Two observers recorded the labour time by observing workers from the start to the end of the work.

  1. What is the explanatory variable?
  2. What is the response variable?
  3. What type of description is appropriate for the variable 'Average age of the workers'?
  4. What is the most likely way to manage confounding in this study?
  5. True or false: The carry-over effect is likely to be a big problem in this study.
  6. True or false: The Hawthorne effect is likely to be a big problem in this study.
  7. True or false: The placebo effect is likely to be a big problem in this study.
  8. True or false: Observer bias is likely to be a big problem in this study.

8.10 Exercises

Answers to odd-numbered exercises are available in App. E.

Exercise 8.1 Which of the following statements are true?

  1. Observational studies cannot have a control group.
  2. Only experimental studies can use random allocation to avoid confounding
  3. Only observational studies can manage the observer effect
  4. Only experimental studies can use random sampling

Exercise 8.2

A study compared the average amount of pollen returned to the hive per bee, for two types of native Australian bees: yellow and black carpenter bees, and green carpenter bees. In the study, the researchers also recorded the size of the hive, among other things.
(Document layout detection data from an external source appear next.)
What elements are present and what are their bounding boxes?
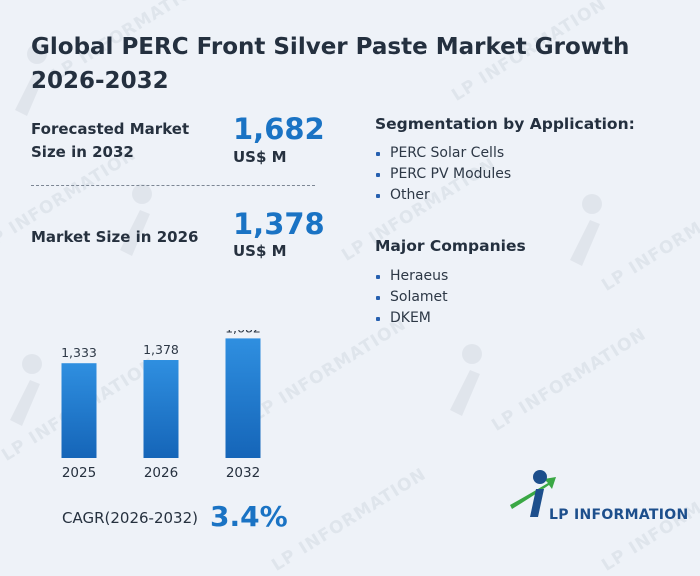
companies-list: Heraeus Solamet DKEM [375,266,448,329]
lp-information-logo-icon [510,470,556,517]
bar-2025 [61,363,97,458]
watermark-logo-icon [570,194,602,266]
watermark-text: LP INFORMATION [268,464,431,576]
segmentation-list: PERC Solar Cells PERC PV Modules Other [375,143,511,206]
current-unit: US$ M [233,242,287,260]
x-tick-label: 2026 [144,465,178,481]
list-item: Other [375,185,511,206]
page-title: Global PERC Front Silver Paste Market Gr… [31,34,630,94]
forecast-label: Forecasted Market Size in 2032 [31,120,190,161]
bar-2032 [225,338,261,458]
current-label: Market Size in 2026 [31,228,199,246]
bar-chart: 1,333 2025 1,378 2026 1,682 2032 [61,330,261,481]
metrics-divider [31,185,315,186]
list-item: PERC PV Modules [375,164,511,185]
list-item: DKEM [375,308,448,329]
watermark-text: LP INFORMATION [488,324,651,436]
forecast-value: 1,682 [233,112,325,146]
cagr-value: 3.4% [210,500,288,533]
bar-2026 [143,360,179,458]
x-tick-label: 2032 [226,465,260,481]
bar-value-label: 1,333 [61,345,97,360]
companies-title: Major Companies [375,237,526,255]
segmentation-title: Segmentation by Application: [375,115,635,133]
bar-value-label: 1,378 [143,342,179,357]
forecast-unit: US$ M [233,148,287,166]
current-value: 1,378 [233,207,325,241]
list-item: PERC Solar Cells [375,143,511,164]
bar-value-label: 1,682 [225,330,261,335]
watermark-logo-icon [450,344,482,416]
x-tick-label: 2025 [62,465,96,481]
list-item: Heraeus [375,266,448,287]
cagr-label: CAGR(2026-2032) [62,509,198,527]
brand-name: LP INFORMATION [549,507,689,523]
list-item: Solamet [375,287,448,308]
watermark-text: LP INFORMATION [598,184,700,296]
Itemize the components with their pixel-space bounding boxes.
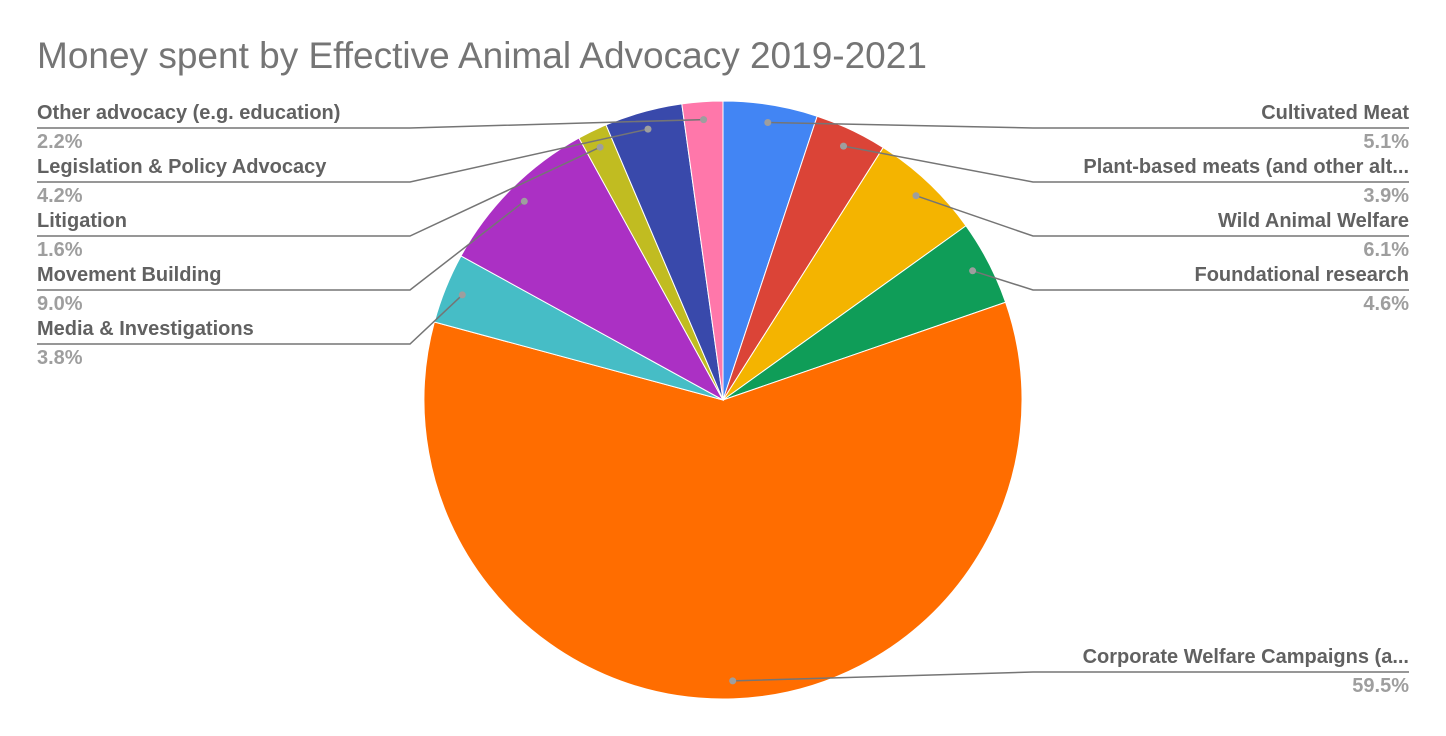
leader-dot-corporate-welfare-campaigns [729,677,737,685]
slice-value-plant-based-meats-and-other-alternative-proteins: 3.9% [1363,185,1409,207]
pie-slice-corporate-welfare-campaigns[interactable] [423,301,1023,700]
slice-value-corporate-welfare-campaigns: 59.5% [1352,675,1409,697]
leader-dot-litigation [596,143,604,151]
slice-value-movement-building: 9.0% [37,293,83,315]
slice-label-legislation-policy-advocacy: Legislation & Policy Advocacy [37,156,327,178]
leader-dot-movement-building [520,197,528,205]
slice-value-legislation-policy-advocacy: 4.2% [37,185,83,207]
slice-label-media-investigations: Media & Investigations [37,318,254,340]
leader-line-plant-based-meats-and-other-alternative-proteins [843,145,1409,183]
leader-dot-legislation-policy-advocacy [644,125,652,133]
slice-label-corporate-welfare-campaigns: Corporate Welfare Campaigns (a... [1083,646,1409,668]
leader-line-litigation [37,146,601,237]
slice-label-plant-based-meats-and-other-alternative-proteins: Plant-based meats (and other alt... [1083,156,1409,178]
leader-dot-plant-based-meats-and-other-alternative-proteins [840,142,847,150]
pie-slice-other-advocacy-e-g-education[interactable] [681,100,724,401]
leader-line-other-advocacy-e-g-education [37,118,704,129]
pie-slices [423,100,1023,700]
slice-label-litigation: Litigation [37,210,127,232]
leader-dot-other-advocacy-e-g-education [700,116,708,124]
leader-line-corporate-welfare-campaigns [732,671,1409,682]
slice-value-foundational-research: 4.6% [1363,293,1409,315]
leader-dot-cultivated-meat [764,119,772,126]
slice-value-cultivated-meat: 5.1% [1363,131,1409,153]
slice-label-foundational-research: Foundational research [1195,264,1410,286]
leader-dot-media-investigations [458,291,466,299]
slice-value-litigation: 1.6% [37,239,83,261]
slice-label-wild-animal-welfare: Wild Animal Welfare [1218,210,1409,232]
chart-title: Money spent by Effective Animal Advocacy… [37,35,927,76]
leader-dot-foundational-research [969,267,977,275]
leader-line-media-investigations [37,294,463,345]
slice-labels: Cultivated Meat 5.1% Plant-based meats (an… [37,102,1409,697]
leader-line-cultivated-meat [767,121,1409,129]
leader-line-movement-building [37,200,525,291]
slice-label-movement-building: Movement Building [37,264,221,286]
leader-line-foundational-research [972,270,1409,291]
slice-value-wild-animal-welfare: 6.1% [1363,239,1409,261]
leader-dot-wild-animal-welfare [912,192,920,200]
leader-line-wild-animal-welfare [915,194,1409,237]
slice-value-other-advocacy-e-g-education: 2.2% [37,131,83,153]
slice-label-cultivated-meat: Cultivated Meat [1261,102,1409,124]
leader-line-legislation-policy-advocacy [37,128,649,183]
slice-value-media-investigations: 3.8% [37,347,83,369]
slice-label-other-advocacy-e-g-education: Other advocacy (e.g. education) [37,102,340,124]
Why did they do this?

Exercise 8.3 Consider this RQ (based on Teillet et al. (2010)): 'Among university students, is the taste of tap water different than the taste of bottled water?'

You want to answer this question using an observational study. Describe what these might look like for this study, and which are feasible: random allocation; blinding; double blinding; control; finding a random sample.
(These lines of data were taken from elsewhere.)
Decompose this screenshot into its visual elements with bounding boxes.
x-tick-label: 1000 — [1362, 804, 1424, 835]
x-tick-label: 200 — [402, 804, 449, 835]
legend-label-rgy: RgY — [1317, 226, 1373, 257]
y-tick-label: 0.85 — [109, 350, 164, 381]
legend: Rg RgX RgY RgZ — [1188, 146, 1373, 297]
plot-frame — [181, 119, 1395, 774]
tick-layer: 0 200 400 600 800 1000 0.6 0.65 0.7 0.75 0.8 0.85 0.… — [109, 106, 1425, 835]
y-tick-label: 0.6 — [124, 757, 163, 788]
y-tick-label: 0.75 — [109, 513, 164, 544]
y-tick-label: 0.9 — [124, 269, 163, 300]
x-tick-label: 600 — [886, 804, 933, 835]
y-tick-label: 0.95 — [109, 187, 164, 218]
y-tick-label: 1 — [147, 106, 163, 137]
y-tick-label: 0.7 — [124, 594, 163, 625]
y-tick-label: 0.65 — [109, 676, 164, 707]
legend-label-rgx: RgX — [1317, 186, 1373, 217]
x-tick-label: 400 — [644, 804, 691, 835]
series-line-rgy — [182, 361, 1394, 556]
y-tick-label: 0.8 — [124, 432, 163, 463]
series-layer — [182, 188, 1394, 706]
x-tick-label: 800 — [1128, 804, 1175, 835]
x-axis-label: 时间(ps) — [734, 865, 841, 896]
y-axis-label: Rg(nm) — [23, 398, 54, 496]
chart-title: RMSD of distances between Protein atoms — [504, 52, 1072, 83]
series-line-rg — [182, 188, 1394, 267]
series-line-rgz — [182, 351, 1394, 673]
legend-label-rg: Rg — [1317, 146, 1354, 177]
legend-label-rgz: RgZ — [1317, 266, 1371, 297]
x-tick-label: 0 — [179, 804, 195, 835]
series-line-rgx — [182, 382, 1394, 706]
Exercise 8.4 Is the Hawthorne effect only a (potential) issue for experiments. Explain.

Exercise 8.5 A study of how well hospital patients sleep at night (Delaney et al. 2018) had the stated aim 'to investigate the perceived duration and quality of patient sleep'. In discussing the limitations of the study, the researchers state (p. 7):

The researchers made no attempt to deceive clinical staff regarding the nature of the study so the influence of the Hawthorne Effect should be considered. The presence of the observer and environmental monitoring equipment in the clinical environment could have altered behaviour among patients and nursing staff seeking to conform to the presumed research objectives. As a result, the findings reported may be an underestimation of the magnitude of the issues that affect sleep.
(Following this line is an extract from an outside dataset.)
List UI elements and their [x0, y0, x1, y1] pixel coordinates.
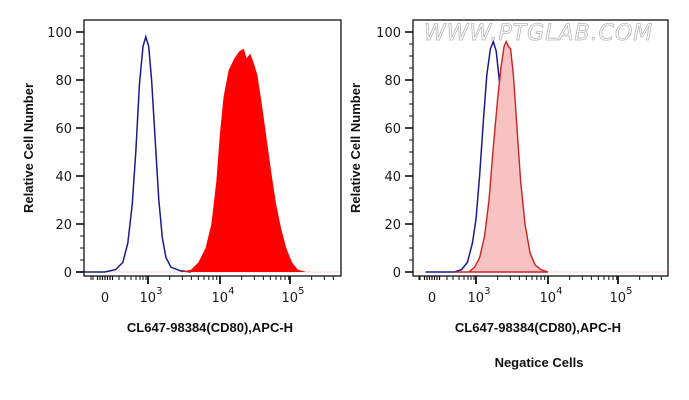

Discuss these limitations in terms of the language used in this chapter.

Exercise 8.6 Stafford, Daube, and Franklin (2010) studied smoking in alfresco restaurants in two cities in Western Australia. The concentration of particulate matter with a diameter smaller than or equal to \(2.5\) (per cubic metre of air) was recorded (PM2.5)from \(12\) cafes and \(16\) pubs. The researchers were interested in the relationship between PM2.5 and the number of smokers. They also recorded the wind strength (calm; light breeze; windy) and the amount of cover (fully open; overhead cover only; overhead cover and enclosed sides).

  1. What are the response and explanatory variables?
  2. What are the extraneous variables, if any?

Exercise 8.7 In a study of time spent applying sunscreen (Heerfordt et al. 2018), the Aim was to 'determine whether time spent on sunscreen application is related to the amount of sunscreen used' (p. 117). The study is described as follows (p. 118):

The volunteers were asked to apply the provided sunscreen [...] the way they would normally do on a sunny day at the beach in Denmark [...] The volunteers wore swimwear during the whole session. No other information was given. Participants applied sunscreen behind a curtain and were not observed during application. Measurements of time and sunscreen weight were made without the subjects' being aware of this.

  1. What are the response and explanatory variables?
  2. The researchers also recorded age, height, weight and body surface area of each participant. Why would they have done this?
  3. The researchers also compared the mean values of the response variable for males and females, and the mean values of the explanatory variable for males and females. Why would they have done this?
  4. What design features are evident in the quote?